Out in the grand expanses of the world wide web, there are really two competing models of IP licensing in the MMO world. The first is followed by the vast majority of games, including the ever-popular World of Warcraft. The other is a more recent development employed by Second Life. After explaining these two in brief, I would like to propose an alternative “middle ground” which could significantly alter the MMO landscape. This IP model is accompanied by a brief discussion of a relevant business model which is closely related.
The World of Warcraft Model
I term this the “World of Warcraft” model, but it historically begins more in the Ultima Online age. The model is basically as follows: The developer provides all content, which is licensed to the user. The user has, basically, no rights under this model. In short, no matter what it took for you to get that Blackfury, the item is merely “on loan” to you from the developer. You can never truly own it. This model is the most popular because it protects the assets of the developer, specifically all the intellectual property that went into the game you’re playing.
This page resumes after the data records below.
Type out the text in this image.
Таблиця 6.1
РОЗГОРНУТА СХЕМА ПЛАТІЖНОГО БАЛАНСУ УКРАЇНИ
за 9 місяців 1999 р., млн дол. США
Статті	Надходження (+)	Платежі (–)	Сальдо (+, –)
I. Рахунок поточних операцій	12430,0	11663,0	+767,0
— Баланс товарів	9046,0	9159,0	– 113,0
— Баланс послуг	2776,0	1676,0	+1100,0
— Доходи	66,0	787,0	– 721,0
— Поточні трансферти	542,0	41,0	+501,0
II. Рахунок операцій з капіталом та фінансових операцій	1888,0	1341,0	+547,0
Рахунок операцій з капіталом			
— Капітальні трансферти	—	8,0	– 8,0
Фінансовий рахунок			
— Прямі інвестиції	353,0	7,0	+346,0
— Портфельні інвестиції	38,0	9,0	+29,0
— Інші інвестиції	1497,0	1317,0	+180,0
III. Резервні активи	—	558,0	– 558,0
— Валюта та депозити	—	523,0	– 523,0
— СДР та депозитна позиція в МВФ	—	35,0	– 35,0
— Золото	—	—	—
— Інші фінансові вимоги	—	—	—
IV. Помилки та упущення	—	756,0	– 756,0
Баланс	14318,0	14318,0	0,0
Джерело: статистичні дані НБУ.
After years of development, most developers don’t want to chance anyone walking away with even part of their intellectual property.
The Second Life Model
The Second Life model is much different. In short, the developer provides the basics of the world, but it is up to the user to fill in the rest. The upshot to this model is the user owns their IP. The downside, on the other hand, is that to get a truly enveloping storyline like WoW, it takes a user developing one, not to mention the play mechanics to accompany it. For those seeking profit, this model is ideal. For those looking for an adventure, elsewhere would probably be a better choice.
So, where does that leave the player? If they want an adventure, the WoW model is the choice, but they never truly have any interest in what they’ve accomplished. On the flip side, the SL model gives unlimited ownership, but no pre-written storyline to speak of. The alternative rests in an argument eBayers made for years while selling vitrual goods they did not truly own.
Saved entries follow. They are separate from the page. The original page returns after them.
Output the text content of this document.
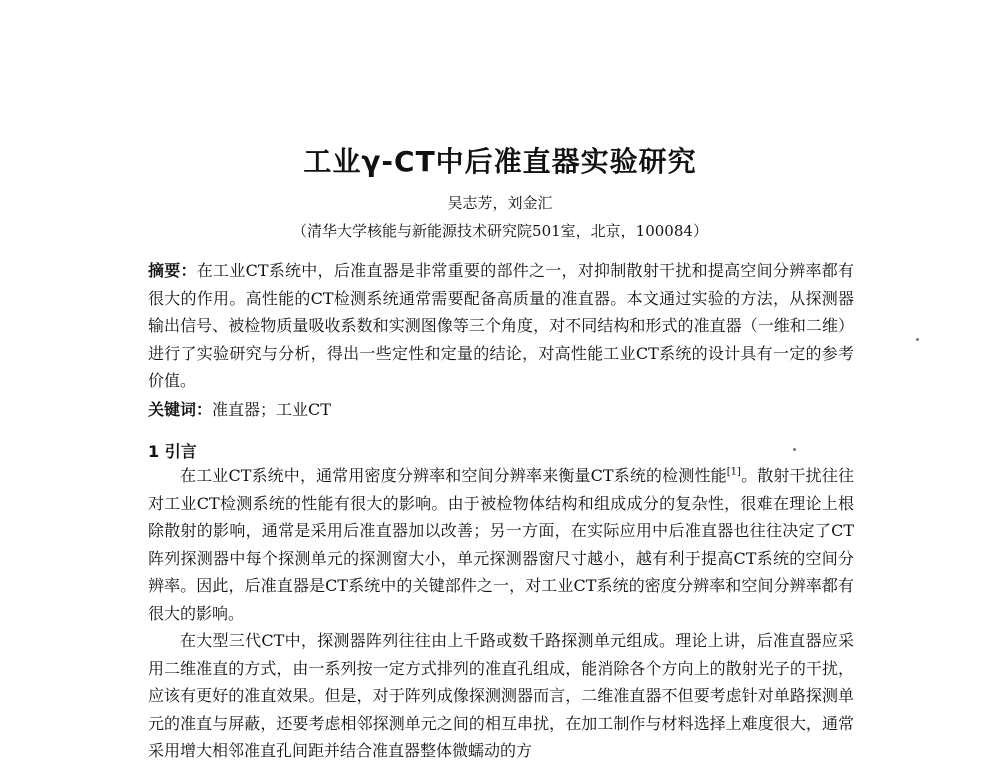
工业γ-CT中后准直器实验研究
吴志芳，刘金汇
（清华大学核能与新能源技术研究院501室，北京，100084）
摘要：在工业CT系统中，后准直器是非常重要的部件之一，对抑制散射干扰和提高空间分辨率都有很大的作用。高性能的CT检测系统通常需要配备高质量的准直器。本文通过实验的方法，从探测器输出信号、被检物质量吸收系数和实测图像等三个角度，对不同结构和形式的准直器（一维和二维）进行了实验研究与分析，得出一些定性和定量的结论，对高性能工业CT系统的设计具有一定的参考价值。
关键词：准直器；工业CT
1 引言

在工业CT系统中，通常用密度分辨率和空间分辨率来衡量CT系统的检测性能[1]。散射干扰往往对工业CT检测系统的性能有很大的影响。由于被检物体结构和组成成分的复杂性，很难在理论上根除散射的影响，通常是采用后准直器加以改善；另一方面，在实际应用中后准直器也往往决定了CT阵列探测器中每个探测单元的探测窗大小，单元探测器窗尺寸越小，越有利于提高CT系统的空间分辨率。因此，后准直器是CT系统中的关键部件之一，对工业CT系统的密度分辨率和空间分辨率都有很大的影响。

在大型三代CT中，探测器阵列往往由上千路或数千路探测单元组成。理论上讲，后准直器应采用二维准直的方式，由一系列按一定方式排列的准直孔组成，能消除各个方向上的散射光子的干扰，应该有更好的准直效果。但是，对于阵列成像探测测器而言，二维准直器不但要考虑针对单路探测单元的准直与屏蔽，还要考虑相邻探测单元之间的相互串扰，在加工制作与材料选择上难度很大，通常采用增大相邻准直孔间距并结合准直器整体微蠕动的方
The alternative boils down to drafting a license in such a manner that the player does not own the item he has acquired, rather his effort to acquire it salable. In terms of drafting, there are two likely ways to create this system:
1. Establish a license that acknowledges player effort and allows the sale of player “effort” vis a vis the sale of items.
2. Draft the license in such a way that each individual game property is granted based on a license that is transferable only between players.
Of course, to continue to exert proper intellectual property controls over these licenses, the developer would have to implement something else. Specifically, an integrated real money auction system. Let’s be perfectly honest: People are willing to pay money for characters and items in MMORPGs. Moreover, while the eBay ban has slowed the market, it has by no means shut it down. So, what is a developer to do? Police the market at a high cost?
The alternative here, of course, is to create your own auction. The business model is simple enough: Allow players to list, buy and sell items and characters. Provide for integrated exchange tools in the game. Use an online payment system to automate the process. Put in feedback. Then charge a transaction fee and you’re making an even bigger profit off your MMO monster than your were before. While the coding may be difficult, the reward could be enormous. And such a system would not further entangle your development company with the IRS, in case that was a concern. (Players would be on their own to report MMO profits to Uncle Sam, unless a regulatory change moves all MMO income from ordinary income to gambling winnings.)
In short, it is not beyond the realm of possibility for a developer to legitimize real money trades in games where they wish to retain the majority of the rights to the IP. It would take a concerted effort and more work than the creation of a typical MMO, but the potential profit from such a system seems limitless. Of course, a new, carefully drafted license as noted above would be an absolute must to be sure that the developer’s rights are protected.
[Update: It would seem Joystiq is reading my mind today. In fact, Sony’s StationExchange operates on a similar model to what I’ve suggested here. Check back in the near future for a more in-depth analysis of the Sony model.]